MS cauliflower

MS cauliflower

If Marks & Spencer’s food division was hoping to start the year on the front foot, the events of the past week will not have helped. As well as disappointing Christmas trading, it was forced to pull its new ‘cauliflower steak (pictured above), amid widespread ridicule over the sheer preposterousness of the concept, as well as environmental concerns over the old-style packaging waste involved.

M&S is right to respond to the increase in the number of vegan, vegetarian and flexitarian consumers, though it’s been quite slow in its response compared with its agenda-setting work in the past in areas like protein and free-from. There is a real pent-up demand for new vegetarian meal solutions. Where is its ready meal equivalent of the chicken kiev, for example? It’s certainly not the cauliflower steak. Yet, with better execution, cauliflower is a great idea as a meat alternative. What about a spicy cauliflower burger kit, for example, complete with a yummy sauce and brioche bun? That’s adding value. You could charge a decent premium and no-one would complain, even without much protein.

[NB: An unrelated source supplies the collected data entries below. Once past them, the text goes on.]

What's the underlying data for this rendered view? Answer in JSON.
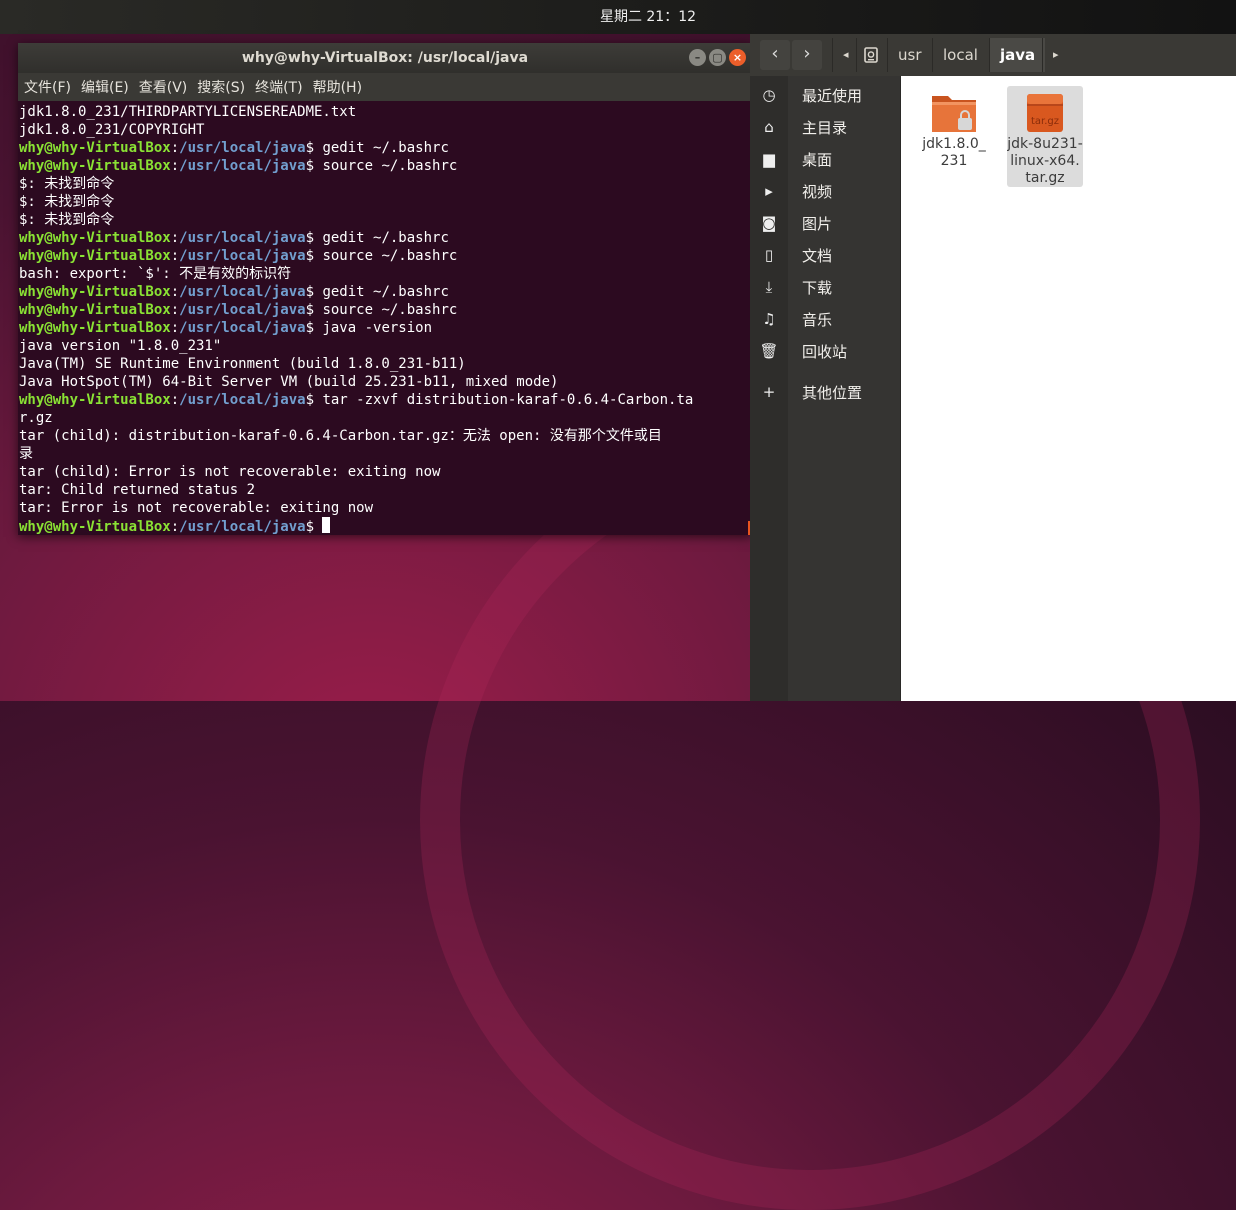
{
  "topbar": {
    "clock": "星期二 21：12"
  },
  "terminal": {
    "title": "why@why-VirtualBox: /usr/local/java",
    "window_buttons": {
      "minimize": "–",
      "maximize": "▢",
      "close": "×"
    },
    "menu": [
      "文件(F)",
      "编辑(E)",
      "查看(V)",
      "搜索(S)",
      "终端(T)",
      "帮助(H)"
    ],
    "prompt_user": "why@why-VirtualBox",
    "prompt_sep": ":",
    "prompt_path": "/usr/local/java",
    "prompt_dollar": "$ ",
    "lines": [
      {
        "text": "jdk1.8.0_231/THIRDPARTYLICENSEREADME.txt"
      },
      {
        "text": "jdk1.8.0_231/COPYRIGHT"
      },
      {
        "prompt": true,
        "text": "gedit ~/.bashrc"
      },
      {
        "prompt": true,
        "text": "source ~/.bashrc"
      },
      {
        "text": "$: 未找到命令"
      },
      {
        "text": "$: 未找到命令"
      },
      {
        "text": "$: 未找到命令"
      },
      {
        "prompt": true,
        "text": "gedit ~/.bashrc"
      },
      {
        "prompt": true,
        "text": "source ~/.bashrc"
      },
      {
        "text": "bash: export: `$': 不是有效的标识符"
      },
      {
        "prompt": true,
        "text": "gedit ~/.bashrc"
      },
      {
        "prompt": true,
        "text": "source ~/.bashrc"
      },
      {
        "prompt": true,
        "text": "java -version"
      },
      {
        "text": "java version \"1.8.0_231\""
      },
      {
        "text": "Java(TM) SE Runtime Environment (build 1.8.0_231-b11)"
      },
      {
        "text": "Java HotSpot(TM) 64-Bit Server VM (build 25.231-b11, mixed mode)"
      },
      {
        "prompt": true,
        "text": "tar -zxvf distribution-karaf-0.6.4-Carbon.ta"
      },
      {
        "text": "r.gz"
      },
      {
        "text": "tar (child): distribution-karaf-0.6.4-Carbon.tar.gz：无法 open: 没有那个文件或目"
      },
      {
        "text": "录"
      },
      {
        "text": "tar (child): Error is not recoverable: exiting now"
      },
      {
        "text": "tar: Child returned status 2"
      },
      {
        "text": "tar: Error is not recoverable: exiting now"
      },
      {
        "prompt": true,
        "text": "",
        "cursor": true
      }
    ]
  },
  "filemanager": {
    "nav": {
      "back": "‹",
      "forward": "›",
      "left_arrow": "◂",
      "right_arrow": "▸"
    },
    "breadcrumbs": [
      "usr",
      "local",
      "java"
    ],
    "sidebar": [
      {
        "icon": "recent-icon",
        "glyph": "◷",
        "label": "最近使用"
      },
      {
        "icon": "home-icon",
        "glyph": "⌂",
        "label": "主目录"
      },
      {
        "icon": "desktop-icon",
        "glyph": "▆",
        "label": "桌面"
      },
      {
        "icon": "videos-icon",
        "glyph": "▸",
        "label": "视频"
      },
      {
        "icon": "pictures-icon",
        "glyph": "◙",
        "label": "图片"
      },
      {
        "icon": "documents-icon",
        "glyph": "▯",
        "label": "文档"
      },
      {
        "icon": "downloads-icon",
        "glyph": "⤓",
        "label": "下载"
      },
      {
        "icon": "music-icon",
        "glyph": "♫",
        "label": "音乐"
      },
      {
        "icon": "trash-icon",
        "glyph": "🗑",
        "label": "回收站"
      },
      {
        "icon": "plus-icon",
        "glyph": "+",
        "label": "其他位置"
      }
    ],
    "files": [
      {
        "icon": "locked-folder-icon",
        "name_lines": [
          "jdk1.8.0_",
          "231"
        ]
      },
      {
        "icon": "archive-icon",
        "badge": "tar.gz",
        "name_lines": [
          "jdk-8u231-",
          "linux-x64.",
          "tar.gz"
        ]
      }
    ]
  },
  "colors": {
    "user": "#8ae234",
    "path": "#729fcf",
    "terminal_bg": "#2c0a20",
    "accent": "#e95420"
  }
}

Passion fruit: nature’s packaging; or as packaged by M&S

Passion fruit: nature’s packaging; or as packaged by M&S

And compounding the issue is the environmental aspect. M&S has won awards for its Plan A campaign, but in recent months, the media has started to pick up on its profligate packaging. And if the cauliflower steak is an extreme example, there are plenty more. Have you seen the new passion fruit sachets, for example? Methinks nature did a better job.

You will always be a hostage to fortune if you launch a campaign called Plan A. You’d better deliver on it, or commentators will archly call for a Plan B. And it’s particularly unfortunate because, as new chairman Archie Norman has identified, M&S needs a Plan B in terms of the business too. And not just on the GM side. The Simply Food store opening programme, on which its recovery was pegged, has been slowed as like-for-like sales have gone negative, amid greater price competition, encroachment into its convenience ‘space’, the growth of online home delivery, issues with distribution and availability – and last but not least, strong new NPD from big four rivals, such as Tesco’s Wicked veggie range.